Cameron, Capt. Scott Waddle, and I were riding high in the conning tower as the USS Greeneville skimmed along the Pacific off San Diego in 2000. Cameron, who directed Titanic and the bizarre The Abyss, was shooting everything in sight, both in and outside the sub, with a mini video camera.

“Are you planning a submarine movie?” I asked. No, just shooting, he replied. We were among a group of Santa Barbarans, most from the Navy League, who’d been invited to take a spin in the Greeneville.

Some even were allowed to take the wheel as we submerged, watched carefully by crewmen. After diving to the depths to collect seawater samples from nearly 1,000 feet down, Capt. Waddle surfaced to periscope depth. After scanning the horizon to make sure no other vessels were around, Waddle descended again and demonstrated an emergency surface maneuver, a fast shot to the top. It’s known as an emergency main ballast tank blow.

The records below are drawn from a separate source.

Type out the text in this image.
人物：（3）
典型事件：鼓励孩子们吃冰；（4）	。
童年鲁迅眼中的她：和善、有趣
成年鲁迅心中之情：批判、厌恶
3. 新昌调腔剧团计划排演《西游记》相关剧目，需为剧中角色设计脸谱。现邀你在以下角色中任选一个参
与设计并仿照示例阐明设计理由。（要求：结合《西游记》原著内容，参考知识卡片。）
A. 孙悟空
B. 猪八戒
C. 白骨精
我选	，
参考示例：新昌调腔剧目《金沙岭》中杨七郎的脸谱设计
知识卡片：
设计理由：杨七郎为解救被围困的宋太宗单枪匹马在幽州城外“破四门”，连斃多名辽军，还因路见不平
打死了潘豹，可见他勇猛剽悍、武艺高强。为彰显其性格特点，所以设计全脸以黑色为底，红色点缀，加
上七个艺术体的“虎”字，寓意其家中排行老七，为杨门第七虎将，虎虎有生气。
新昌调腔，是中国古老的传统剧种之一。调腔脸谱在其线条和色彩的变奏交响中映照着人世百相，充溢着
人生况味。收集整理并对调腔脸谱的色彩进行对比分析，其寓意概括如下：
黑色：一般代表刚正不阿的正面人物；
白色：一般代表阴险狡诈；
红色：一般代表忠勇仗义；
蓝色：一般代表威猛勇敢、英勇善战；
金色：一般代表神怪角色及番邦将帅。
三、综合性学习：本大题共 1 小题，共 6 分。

It was all for the benefit of the VIPs aboard, part of the Navy’s effort at public relations. All went well. But a few months later, on the tragic day of Friday, February 9, 2000, Capt. Waddle was again demonstrating what the Greeneville could do with another group of VIPs, 10 miles off Diamond Head, Oahu.

The jaunt was running late. Perhaps Waddle was in a hurry. According to reports, Waddle surfaced to periscope depth, saw no boats, then took the Greeneville down and made the same emergency ballast blow. But this time, the sub slammed into something hard overhead. Waddle reportedly asked, “What the hell was that?”

Somehow, the Japanese fishing vessel Ehime Maru, with student trainees aboard, had traveled directly above the surfacing sub, which slammed into it.

A Navy court placed blame on Waddle and other crew members. In response to requests from the families of the victims aboard Ehime Maru, and the government of Japan, the Navy raised the boat and moved it to shallow water. Divers retrieved the remains of eight of the nine victims from the wreck. Ehime Maru was then moved back out to sea and scuttled in deep water. The Navy compensated the government of Ehime Prefecture, Ehime Maru’s survivors, and victims’ family members for the accident. Waddle traveled to Japan to apologize to the ship’s survivors and victims’ families.

His Navy career finished, Waddle resigned. In response to the accident, the Navy changed its policies regarding civilian visits to its ships. So far, Cameron has not made a submarine movie.

I met Waddle a year or so later at the Santa Barbara Yacht Club but he declined to discuss the tragedy. Somewhere I still have a clear bottle of seawater, a souvenir of our deep-water plunge and reminder of my cruise with Cameron and the tragedy that was to come.